Friday, April 16, 2010

Bit by a Bug – Data loss Running Oracle on ZFS on Solaris 10, pre 142900-09 (was: pre Update 8)

We recently hit a major ZFS bug, causing the worst system outage of my 20 year IT career. The root cause:

Synchronous writes on ZFS file systems prior to Solaris 10 Update 8 are not properly committed to stable media prior to returning from fsync() call, as required by POSIX and expected by Oracle archive log writing processes.

On pre Update 8 MU8 + 142900-09[1], we believe that a programs utilizing fsync() or O_DSYNC writes to disk are displaying buffered-write-like behavior rather than un-buffered synchronous writes behavior. Additionally, when there is a disk/storage interruption on the zpool device and a subsequent system crash, we see a "rollback" of fsync() and O_DSYNC files. This should never occur, as write with fsync() or O_DSYNC are supposed to be on stable media when the kernel call returns.

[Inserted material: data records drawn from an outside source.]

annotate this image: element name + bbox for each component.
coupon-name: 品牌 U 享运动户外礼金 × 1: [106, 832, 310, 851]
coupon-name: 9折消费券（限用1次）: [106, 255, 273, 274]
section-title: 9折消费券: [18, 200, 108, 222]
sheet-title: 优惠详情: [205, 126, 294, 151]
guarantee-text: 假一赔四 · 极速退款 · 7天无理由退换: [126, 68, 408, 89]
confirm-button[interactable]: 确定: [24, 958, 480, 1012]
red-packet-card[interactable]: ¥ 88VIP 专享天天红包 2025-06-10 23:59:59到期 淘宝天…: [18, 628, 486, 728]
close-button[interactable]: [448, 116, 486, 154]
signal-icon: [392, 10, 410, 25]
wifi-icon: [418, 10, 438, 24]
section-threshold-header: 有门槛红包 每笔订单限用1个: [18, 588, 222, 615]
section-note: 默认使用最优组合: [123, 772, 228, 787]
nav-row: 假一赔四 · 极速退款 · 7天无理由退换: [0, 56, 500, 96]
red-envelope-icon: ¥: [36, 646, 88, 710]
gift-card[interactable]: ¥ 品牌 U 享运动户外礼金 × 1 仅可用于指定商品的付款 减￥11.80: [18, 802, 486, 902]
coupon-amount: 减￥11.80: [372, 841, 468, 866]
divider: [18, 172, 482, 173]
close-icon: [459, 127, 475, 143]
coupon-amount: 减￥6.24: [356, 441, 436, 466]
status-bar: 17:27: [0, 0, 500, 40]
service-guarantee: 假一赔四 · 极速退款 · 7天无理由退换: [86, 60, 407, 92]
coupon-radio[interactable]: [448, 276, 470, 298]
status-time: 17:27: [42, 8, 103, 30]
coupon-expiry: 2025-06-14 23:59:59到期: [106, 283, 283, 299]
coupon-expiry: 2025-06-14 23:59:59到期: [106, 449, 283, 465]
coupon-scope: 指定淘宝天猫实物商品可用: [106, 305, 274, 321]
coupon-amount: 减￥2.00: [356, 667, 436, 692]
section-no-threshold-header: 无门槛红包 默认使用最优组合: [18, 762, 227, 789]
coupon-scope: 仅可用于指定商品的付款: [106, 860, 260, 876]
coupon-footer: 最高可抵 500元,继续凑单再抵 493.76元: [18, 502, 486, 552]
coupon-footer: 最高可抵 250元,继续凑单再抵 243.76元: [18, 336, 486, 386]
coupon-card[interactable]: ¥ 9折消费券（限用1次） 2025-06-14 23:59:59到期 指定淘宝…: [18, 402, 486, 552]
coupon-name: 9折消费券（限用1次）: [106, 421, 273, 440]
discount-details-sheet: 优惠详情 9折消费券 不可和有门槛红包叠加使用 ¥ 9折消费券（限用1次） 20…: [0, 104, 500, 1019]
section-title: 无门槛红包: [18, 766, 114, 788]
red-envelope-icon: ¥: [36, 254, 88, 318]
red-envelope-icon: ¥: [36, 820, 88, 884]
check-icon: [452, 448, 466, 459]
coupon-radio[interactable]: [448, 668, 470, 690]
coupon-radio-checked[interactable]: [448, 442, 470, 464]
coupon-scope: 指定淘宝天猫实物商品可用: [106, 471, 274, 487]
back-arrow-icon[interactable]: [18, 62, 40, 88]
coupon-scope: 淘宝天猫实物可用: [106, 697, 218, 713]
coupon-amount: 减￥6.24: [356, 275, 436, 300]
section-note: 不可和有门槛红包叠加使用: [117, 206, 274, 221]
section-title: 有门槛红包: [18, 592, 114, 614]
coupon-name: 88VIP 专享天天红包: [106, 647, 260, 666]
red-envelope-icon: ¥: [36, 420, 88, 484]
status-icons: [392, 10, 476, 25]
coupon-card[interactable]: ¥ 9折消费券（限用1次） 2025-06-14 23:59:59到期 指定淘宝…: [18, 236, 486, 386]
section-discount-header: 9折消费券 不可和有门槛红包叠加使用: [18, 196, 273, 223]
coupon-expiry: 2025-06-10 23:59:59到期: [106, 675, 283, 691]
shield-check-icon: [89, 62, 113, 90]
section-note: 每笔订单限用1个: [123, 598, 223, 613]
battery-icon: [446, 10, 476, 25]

If there is a storage failure followed by a server crash[2], the file system is recovered to an inconsistent state. Either blocks of data that were supposedly synchronously written to disk are not, or the ZFS file system recovery process truncates or otherwise corrupts the blocks that were supposedly synchronously written. The affected files include Oracle archive logs.

We experienced the problem on an ERP database server when an OS crash caused the loss of an Oracle archive log, which in turn caused an unrecoverable Streams replication failure. We replicated problem in a test lab using a v240 with the same FLAR, HBA’s, device drivers and a scrubbed copy of the Oracle database. After hundreds of test and crashes over a period of weeks, were able to re-create the problem with a 50 line ‘C’ program that perform synchronous writes in a manner similar to the synchronous writes that Oracle uses to ensure that archive logs are always consistent, as verified by dtrace.

The corruption/data loss is seen under the following circumstances:

  • Run a program that synchronously writes to a file


  • Run a program that asynchronously write to a file with calls to fsync().

Followed by any of:[2]

  • SAN LUN un-present
  • SAN zoning error
  • local spindle pull

Then followed by:

  • system break or power outage or crash recovery

Post recovery, in about half or our test cases, blocks that were supposedly written by fsync are not on disk after reboot.

As far as I can tell, Sun has not issued any sort of alert on the data loss bugs. There are public references to this issue, but most of them are obscure and don’t clearly indicate the potential problem:

From the Sun kernel engineer that worked our case:

Date 08-MAR-2010
Task Notes : […] Since S10U8 encompasses 10+ PSARC features and 300+ CR fixes for ZFS, and the fixes might be inter-related, it's hard to pinpoint exactly which ones resolve customer's problem.

For what it’s worth, Sun support provided no useful assistance on this case. We dtrace’d Oracle log writes, replicated the problem using an Oracle database, and then – to prevent Sun from blaming Oracle or our storage vendor - replicated the data loss with a trivial ‘C’ program on local spindles.

Once again, if you are on Solaris 10 pre Update 8 Update 8 + 142900-09[1] and you have an application (such as a database) that expects synchronous writes to still be on disk after a crash, you really need to run a kernel from Update 8 or newer (Oct 2009) Update 8 + 14900-09 dated 2010-04-22 or newer[1] .

[1] 2010-04-25: Based on on new information and a reading of 142900-09 released Apr/20/2010, MU8 alone doesn’t fully resolve the known critical data loss bugs in ZFS.

The read is that there are two distinct bugs, one fsync() related, the other sync() related. Update 8 may fix 6791160 zfs has problems after a panic , but

Bug ID 6880764 “fsync on zfs is broken if writes are greater than 32kb on a hard crash and no log attached”

is not resolved until 142900-09 on 2010-04-22.

Another bug that is a consideration for an out of order patch cycle and rapid move to 142900-09:

Bug ID 6867095: “User applications that are using Shared Memory extensively or large pages extensively may see data corruption or an unexpected failure or receive a SIGBUS signal and terminate.”

This sounds like an Oracle killer.

[2]Or apparently a server crash alone.